How do we realise that potential? How do we overcome the greatest poverty of Africa, which is a poverty of information? How do we get the information to transform lives through agriculture, to the people whose lives need transforming? To me, that is the key to unlocking the potential. Yes, we need roads to carry goods; yes we need markets and storage to ensure that good food gets to the right places undamaged and at the right price. But, above all, we need farmers to know how to access the best seeds, to know when to plant them, to know when it is going to rain or not going to rain. There are very few weather forecasts for farmers in Africa and, if you think about it, such information is the difference between life and death to a farming family. We need farmers to know how and when to treat the crop so that they get a quality product which sells well in the marketplace. Above all, we need farmers to know how to sell their product and get a fair price.

To some extent, this information can be distributed via the various Governments’ agricultural extension services. But, frankly, if you have 250,000 farmers per district, as in some parts of Africa, these underpaid, underincentivised and often undertrained national extension officers are never going to do much more than touch the surface. What you need is to encourage more agribusinesses to take on the risks and the role of supplying smallholder farmers not only with seeds and fertilisers but also with the knowledge required to bring their crop to fruition and, above all, to market.

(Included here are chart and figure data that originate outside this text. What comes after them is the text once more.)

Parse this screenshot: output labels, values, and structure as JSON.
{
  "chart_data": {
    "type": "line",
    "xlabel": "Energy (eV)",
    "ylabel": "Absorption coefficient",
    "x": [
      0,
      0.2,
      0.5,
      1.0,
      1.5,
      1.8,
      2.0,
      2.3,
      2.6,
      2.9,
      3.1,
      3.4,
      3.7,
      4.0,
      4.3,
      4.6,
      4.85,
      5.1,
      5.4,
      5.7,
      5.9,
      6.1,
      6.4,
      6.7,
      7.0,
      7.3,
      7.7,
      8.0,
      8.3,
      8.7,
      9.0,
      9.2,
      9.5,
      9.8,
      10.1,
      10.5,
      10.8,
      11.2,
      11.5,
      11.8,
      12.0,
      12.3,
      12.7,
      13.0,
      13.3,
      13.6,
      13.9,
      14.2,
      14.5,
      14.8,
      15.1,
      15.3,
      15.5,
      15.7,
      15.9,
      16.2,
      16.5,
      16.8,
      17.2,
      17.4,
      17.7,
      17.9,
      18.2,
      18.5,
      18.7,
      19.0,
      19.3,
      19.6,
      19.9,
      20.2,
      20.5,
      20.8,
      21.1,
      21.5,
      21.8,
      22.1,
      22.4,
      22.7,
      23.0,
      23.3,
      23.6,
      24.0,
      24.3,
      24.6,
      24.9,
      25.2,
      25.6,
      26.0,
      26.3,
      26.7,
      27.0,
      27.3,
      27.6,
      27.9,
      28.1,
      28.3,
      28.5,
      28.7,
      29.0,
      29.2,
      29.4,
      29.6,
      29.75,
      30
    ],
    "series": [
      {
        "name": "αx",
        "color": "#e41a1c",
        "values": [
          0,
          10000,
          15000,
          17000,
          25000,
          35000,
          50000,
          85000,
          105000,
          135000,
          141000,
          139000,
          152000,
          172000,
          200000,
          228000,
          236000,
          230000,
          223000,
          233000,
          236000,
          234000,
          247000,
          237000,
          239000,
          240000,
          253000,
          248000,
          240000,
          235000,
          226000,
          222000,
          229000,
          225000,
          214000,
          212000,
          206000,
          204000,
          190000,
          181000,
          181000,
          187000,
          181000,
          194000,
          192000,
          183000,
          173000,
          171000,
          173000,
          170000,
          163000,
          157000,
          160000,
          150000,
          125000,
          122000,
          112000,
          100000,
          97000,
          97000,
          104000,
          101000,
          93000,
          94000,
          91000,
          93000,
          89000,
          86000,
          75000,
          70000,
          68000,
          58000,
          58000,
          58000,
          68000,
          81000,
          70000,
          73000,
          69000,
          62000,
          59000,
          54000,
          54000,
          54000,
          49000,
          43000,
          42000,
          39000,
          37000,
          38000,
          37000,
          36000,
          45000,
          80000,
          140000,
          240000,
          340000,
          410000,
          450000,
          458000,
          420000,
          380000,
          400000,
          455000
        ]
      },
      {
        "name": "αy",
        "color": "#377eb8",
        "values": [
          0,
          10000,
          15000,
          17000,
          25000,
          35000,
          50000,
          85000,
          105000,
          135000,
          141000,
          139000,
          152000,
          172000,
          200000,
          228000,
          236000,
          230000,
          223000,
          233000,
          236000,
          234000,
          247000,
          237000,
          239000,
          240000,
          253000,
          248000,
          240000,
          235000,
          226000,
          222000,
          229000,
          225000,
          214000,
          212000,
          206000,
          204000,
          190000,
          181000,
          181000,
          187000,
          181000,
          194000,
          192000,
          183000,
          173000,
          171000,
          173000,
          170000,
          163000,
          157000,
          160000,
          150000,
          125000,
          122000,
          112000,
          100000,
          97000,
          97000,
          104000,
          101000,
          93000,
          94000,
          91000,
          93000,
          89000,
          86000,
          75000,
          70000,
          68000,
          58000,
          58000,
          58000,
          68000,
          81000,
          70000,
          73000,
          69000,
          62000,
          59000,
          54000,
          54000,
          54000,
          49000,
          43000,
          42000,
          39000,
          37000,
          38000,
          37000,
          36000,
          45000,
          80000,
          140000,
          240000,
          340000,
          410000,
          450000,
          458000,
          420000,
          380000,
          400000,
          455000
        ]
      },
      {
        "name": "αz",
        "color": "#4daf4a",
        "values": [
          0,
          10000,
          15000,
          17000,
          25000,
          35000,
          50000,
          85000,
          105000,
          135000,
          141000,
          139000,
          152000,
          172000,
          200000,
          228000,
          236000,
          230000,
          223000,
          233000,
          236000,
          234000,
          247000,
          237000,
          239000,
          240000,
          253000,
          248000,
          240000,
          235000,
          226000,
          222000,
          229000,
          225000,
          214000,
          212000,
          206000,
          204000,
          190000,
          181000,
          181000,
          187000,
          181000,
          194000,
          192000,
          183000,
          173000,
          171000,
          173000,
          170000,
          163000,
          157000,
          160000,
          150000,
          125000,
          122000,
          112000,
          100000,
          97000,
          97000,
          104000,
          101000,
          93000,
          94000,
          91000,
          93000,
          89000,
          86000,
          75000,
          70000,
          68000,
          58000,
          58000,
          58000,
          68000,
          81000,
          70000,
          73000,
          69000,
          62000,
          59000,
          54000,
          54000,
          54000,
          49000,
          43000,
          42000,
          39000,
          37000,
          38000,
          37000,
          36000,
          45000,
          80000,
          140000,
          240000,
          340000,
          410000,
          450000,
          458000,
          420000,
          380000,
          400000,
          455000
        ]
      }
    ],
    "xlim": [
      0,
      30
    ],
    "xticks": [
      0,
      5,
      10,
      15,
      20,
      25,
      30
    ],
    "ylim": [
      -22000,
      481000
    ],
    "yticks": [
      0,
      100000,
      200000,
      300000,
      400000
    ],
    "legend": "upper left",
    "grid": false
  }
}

These businesses will need help to understand that they have to work patiently with local communities. Patient capital in Africa often requires many years to take effect, many years to prove the benefits of every change to local practice and many years to encourage the necessary co-operation among smallholders. However, once you establish the lines of communication and the supply lines, for seeds and fertilisers in and harvested crops out, much of the other information on weather, timings of crop treatment, prices and collections can now be accessed on mobile phones. Crop insurance and money transfers can also be done on mobile phones. You do not need banking arrangements or cash, both of which leave room for corruption along the line. You pay a farmer directly on to her mobile phone. She uses her mobile phone to buy food in the shops as well as to pay for her seed and also—do not forget—to educate her children.

All this is now possible and happening in certain projects in Africa. We just need to scale it up. Of course, we need the right business environment to exist in the countries involved. No government control of inputs, please: we need free competition so that inputs are delivered to the farmer at the cheapest possible price and, most importantly, without any politicians taking a rake-off on the way through.

However, even if we manage to persuade national Governments to deliver this competitive business environment, there is still a great risk to the agribusiness involved. Food is a perishable commodity, and the endless official and unofficial delays and transport difficulties of doing business in Africa mean that the risks will remain high.

There is no one exact solution to how the UK Government can best help agribusinesses minimise their risk. There will be a multiplicity of solutions—different ones for each business, each country and even each district. Already the Africa Enterprise Challenge Fund does work of this nature and is one of DfID’s very successful conduits for its aid. However, now is the time to look again at the work that this fund does, to see how it can better sell itself and better assist all sorts of agribusinesses that specifically target smallholders. They are the key; I underline that point. If it can promote much more agribusiness activity with smallholders in Africa, the economic and social gains to huge swathes of the African population will be enormous.